Polarimetric-thermal imaging, a maturing thermal mode that records the polarization-state information of thermal infrared emission, allows for the collection of geometric facial information from thermal imagery and may provide advantages over conventional thermal imaging in the presence of face paints or cosmetics, according to Short.
"An electromagnetic wave is composed of an electric field and a magnetic field. In conventional thermal imaging, only the strength of the electric field is recorded and subsequently used in a face-recognition algorithm. In polarimetric-thermal imaging, both direction and strength of an electric field is recorded and subsequently used in the algorithm," Short explained. "The direction of the electric field is very sensitive to the morphology of the thermally emitting surface (surface slopes and roughness) and invariant to facial temperature differences. In other words, polarimetric imagery contains key edge details of a thermally emitting surface (e.g., face) needed by a facial-recognition algorithm."
Since the way the human face emits thermal signatures is different than the way it reflects daylight, there is no linear or direct correlation between faces in visible and infrared light. In an early published study, the researchers developed several non-linear mapping techniques and assessed the performance of cross-spectrum polarimetric-thermal imaging to visible facial recognition, achieving a recognition rate of 93.3 percent using a dataset of 60 subjects. Short said, though there may not be a direct correlation between the visible and infrared facial signatures, the key edges of the human face are correlated to a large extent, which can be used to match infrared imagery with regular visible photos.
"We are matching them not in image space, but in a mapped feature space, which yields significantly higher performance," he said.
As a continuous effort assessing the capability of polarimetric-thermal-imaging facial recognition, in this study, the team examined the effect of various cosmetics materials on the facial signature acquired by polarimetric-thermal imagers and compared how these materials affected the recognition of human faces differently in visible, thermal and polarimetric-thermal imageries.
"We found cosmetics and other face paints can significantly degrade facial recognition in the visible imagery, but have relatively little impact on the polarimetric-thermal facial signature. We believe non-visible spectral-imaging techniques such as polarimetric-thermal imaging may facilitate robust face recognition under a number of challenging conditions," Short said.
However, the development of the new facial-recognition technique is still at the initial stage.

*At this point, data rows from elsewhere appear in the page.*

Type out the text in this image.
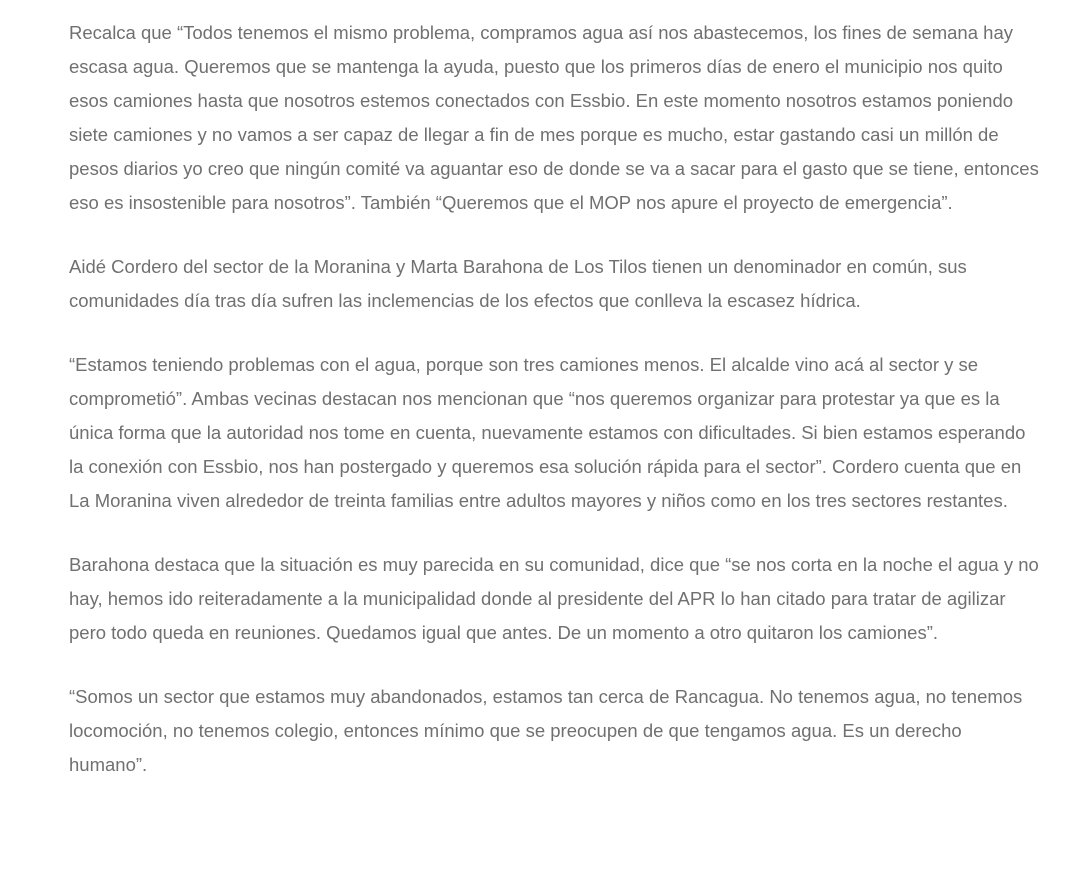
Recalca que “Todos tenemos el mismo problema, compramos agua así nos abastecemos, los fines de semana hay escasa agua. Queremos que se mantenga la ayuda, puesto que los primeros días de enero el municipio nos quito esos camiones hasta que nosotros estemos conectados con Essbio. En este momento nosotros estamos poniendo siete camiones y no vamos a ser capaz de llegar a fin de mes porque es mucho, estar gastando casi un millón de pesos diarios yo creo que ningún comité va aguantar eso de donde se va a sacar para el gasto que se tiene, entonces eso es insostenible para nosotros”. También “Queremos que el MOP nos apure el proyecto de emergencia”.

Aidé Cordero del sector de la Moranina y Marta Barahona de Los Tilos tienen un denominador en común, sus comunidades día tras día sufren las inclemencias de los efectos que conlleva la escasez hídrica.

“Estamos teniendo problemas con el agua, porque son tres camiones menos. El alcalde vino acá al sector y se comprometió”. Ambas vecinas destacan nos mencionan que “nos queremos organizar para protestar ya que es la única forma que la autoridad nos tome en cuenta, nuevamente estamos con dificultades. Si bien estamos esperando la conexión con Essbio, nos han postergado y queremos esa solución rápida para el sector”. Cordero cuenta que en La Moranina viven alrededor de treinta familias entre adultos mayores y niños como en los tres sectores restantes.

Barahona destaca que la situación es muy parecida en su comunidad, dice que “se nos corta en la noche el agua y no hay, hemos ido reiteradamente a la municipalidad donde al presidente del APR lo han citado para tratar de agilizar pero todo queda en reuniones. Quedamos igual que antes. De un momento a otro quitaron los camiones”.

“Somos un sector que estamos muy abandonados, estamos tan cerca de Rancagua. No tenemos agua, no tenemos locomoción, no tenemos colegio, entonces mínimo que se preocupen de que tengamos agua. Es un derecho humano”.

There are several challenges that the researchers plan to work on in the next step.
"One of the major challenges is the limitation of the existing polarimetric-thermal facial database," Short noted. "Large sample pools are needed to develop and train complex machine-learning techniques such as neural networks computer programs that attempt to imitate the human brain to make connections and draw conclusions."
Another fundamental challenge lies in developing algorithms that overcome the large modality gap between visible imaging and polarimetric-thermal imaging for cross-spectrum recognition. Although the researchers have achieved some success, more work needs to be done.